A 'positive finding' versus the operation of the reverse onus
31 In its written submissions the University contends that whilst the SOAF provides a "factual basis for the conclusion, by operation of the reverse onus not being discharged, that the University … took the adverse action … the SOAF does not provide a basis to infer a positive finding that the Supervisor … was actuated by the proscribed reasoning" (the University's submissions dated 20 October 2023 at [35], original emphasis).
32 Mr Dalton KC for the University made clear in oral submissions that that submission is "not raised in mitigation", but rather it is to guard against "the notion of any aggravating features" (Transcript page 11 lines 9-13).
33 The Ombudsman submits that, by operation of s 361 and the reverse onus, there is a basis to make positive findings that the University engaged in the adverse action for the proscribed reasons. The Ombudsman seeks those positive findings (Transcript page 3 lines 38-44).
34 As is clear from its terms, s 361 operates in such a way that where it is alleged that a person took action for a particular reason, it is presumed that the action was taken for that reason unless the person proves otherwise. On the evidence contained in the SOAF I find, where the Supervisor has not proved otherwise, that the Supervisor made the threat for the reason that Mr Slyfield and Ms Tsongas had made the complaint.
35 In Construction, Forestry, Mining and Energy Union v Pilbara Iron Company (Services) Pty Ltd (No 4) [2012] FCA 894; (2012) 225 IR 113, Katzmann J said at [21]:
I fail to see how the mode of proof has anything to do with the gravity of the contraventions. In this respect I would adopt the applicants' submissions. Section 361 is a procedural provision. It facilitates proof of facts which (generally speaking) only the alleged wrongdoer knows.

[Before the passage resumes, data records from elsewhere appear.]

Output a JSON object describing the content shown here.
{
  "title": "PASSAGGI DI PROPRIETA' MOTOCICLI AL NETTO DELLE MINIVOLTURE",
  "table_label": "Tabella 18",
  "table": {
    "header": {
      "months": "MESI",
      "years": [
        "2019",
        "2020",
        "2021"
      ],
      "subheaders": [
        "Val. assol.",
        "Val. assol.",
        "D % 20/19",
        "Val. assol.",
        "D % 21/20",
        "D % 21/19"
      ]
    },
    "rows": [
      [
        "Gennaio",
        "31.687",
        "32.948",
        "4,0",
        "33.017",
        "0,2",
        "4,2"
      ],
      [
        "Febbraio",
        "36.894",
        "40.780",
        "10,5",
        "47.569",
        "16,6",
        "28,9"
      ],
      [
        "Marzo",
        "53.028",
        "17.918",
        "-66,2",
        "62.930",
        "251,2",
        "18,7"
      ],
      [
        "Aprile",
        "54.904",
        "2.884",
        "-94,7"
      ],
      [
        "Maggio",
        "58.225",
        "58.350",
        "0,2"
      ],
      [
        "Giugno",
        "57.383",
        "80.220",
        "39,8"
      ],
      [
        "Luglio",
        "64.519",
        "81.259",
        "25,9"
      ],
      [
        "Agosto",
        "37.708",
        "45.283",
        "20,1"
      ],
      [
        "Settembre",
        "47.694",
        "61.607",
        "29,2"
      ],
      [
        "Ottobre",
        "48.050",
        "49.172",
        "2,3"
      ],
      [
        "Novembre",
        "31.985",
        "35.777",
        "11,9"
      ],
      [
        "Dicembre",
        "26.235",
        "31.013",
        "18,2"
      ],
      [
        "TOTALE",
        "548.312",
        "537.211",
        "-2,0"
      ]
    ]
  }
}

The fact that I found that the respondent had not rebutted the presumption does not detract from or diminish the importance of the conclusions that the Act had been contravened.
36 In Construction, Forestry, Mining and Energy Union v De Martin & Gasparini Pty Limited (No 3) [2018] FCA 1395, Wigney J said at [49]:
The action taken by De Martin & Gasparini was taken because the workers had those workplace rights, or had exercised them. The fact that the finding that De Martin & Gasparini took the action for that reason, or with that intent, was the outcome of the presumption in s 361 of the Fair Work Act, as opposed to a positive finding, does not lessen the seriousness of the contravention. The fact remains that De Martin & Gasparini was unable to prove that the action was not taken for that reason, mainly because the evidence of their senior officers was found to be unreliable and to lack credibility.
37 Consistent with Katzmann J in Pilbara and Wigney J in De Martin, the method of proof here does not lessen, or indeed worsen, the seriousness of the contravention.